Basic services covered
Malacañang reiterated that the government would only pay for the “basic services” needed by Arroyo at the hospital.
Deputy presidential spokesperson Abigail Valte said that outside of the cost of these basic services, it would be the camp of Arroyo that should do the spending.
Interviewed Sunday over dzRB radio, Valte also said she had not asked President Benigno Aquino III if he planned to visit Arroyo at the hospital as Arroyo did when former President Joseph Estrada was detained at the same hospital when he was facing plunder charges.
Asked how Arroyo would be able to perform her duties as Pampanga representative if the court has prevented her from using cell phones and laptops while under hospital arrest, Valte said it was up to her camp to find a way “to enable her to do her duties.”

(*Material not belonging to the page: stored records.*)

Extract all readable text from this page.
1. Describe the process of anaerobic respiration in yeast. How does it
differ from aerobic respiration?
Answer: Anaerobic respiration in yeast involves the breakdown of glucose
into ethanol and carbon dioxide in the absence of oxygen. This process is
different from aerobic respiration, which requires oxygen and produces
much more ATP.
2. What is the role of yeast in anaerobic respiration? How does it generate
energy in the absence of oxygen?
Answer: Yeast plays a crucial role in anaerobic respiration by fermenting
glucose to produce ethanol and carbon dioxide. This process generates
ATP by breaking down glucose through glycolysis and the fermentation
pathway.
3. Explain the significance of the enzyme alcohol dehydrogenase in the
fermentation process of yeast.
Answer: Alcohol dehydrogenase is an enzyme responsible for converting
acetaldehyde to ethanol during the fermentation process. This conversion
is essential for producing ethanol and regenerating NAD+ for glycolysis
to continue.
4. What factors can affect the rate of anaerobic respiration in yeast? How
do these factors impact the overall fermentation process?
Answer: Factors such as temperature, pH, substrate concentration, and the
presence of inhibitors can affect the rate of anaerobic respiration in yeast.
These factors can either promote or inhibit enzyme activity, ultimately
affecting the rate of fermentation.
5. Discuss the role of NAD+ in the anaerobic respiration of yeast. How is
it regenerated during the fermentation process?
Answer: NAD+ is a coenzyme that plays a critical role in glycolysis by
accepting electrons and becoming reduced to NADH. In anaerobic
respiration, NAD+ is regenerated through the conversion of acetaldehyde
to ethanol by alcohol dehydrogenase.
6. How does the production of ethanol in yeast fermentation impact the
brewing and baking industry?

She said Arroyo’s lawyers were reportedly planning to petition the court on this matter.
“So it’s up to the court to determine its response to the request made by the camp of Ms. Arroyo,” Valte said.
Foreign doctor coming
Meanwhile, foreign doctor is flying in to talk to Arroyo about her medical condition, a lawyer for the detained former president said.
According to Ferdinand Topacio, the doctor would be consulted by some of her local doctors regarding her condition.
Topacio said he got the information while waiting to meet with the former president in her room at St. Luke’s Medical Center, where Arroyo’s husband, Jose Miguel Arroyo, was talking to his wife about these “medical matters.”
He said he did not know who the doctor was, but understood that the scheduled meeting was for a “second opinion” on Arroyo’s illness.
Asked how the former president was, Topacio said she was “still weak.”
He said that while talking to her in her room, Arroyo was “lying down” and not “sitting up in bed” or in her wheelchair.
He said she was still wearing a brace, but she was no longer being given intravenous medications.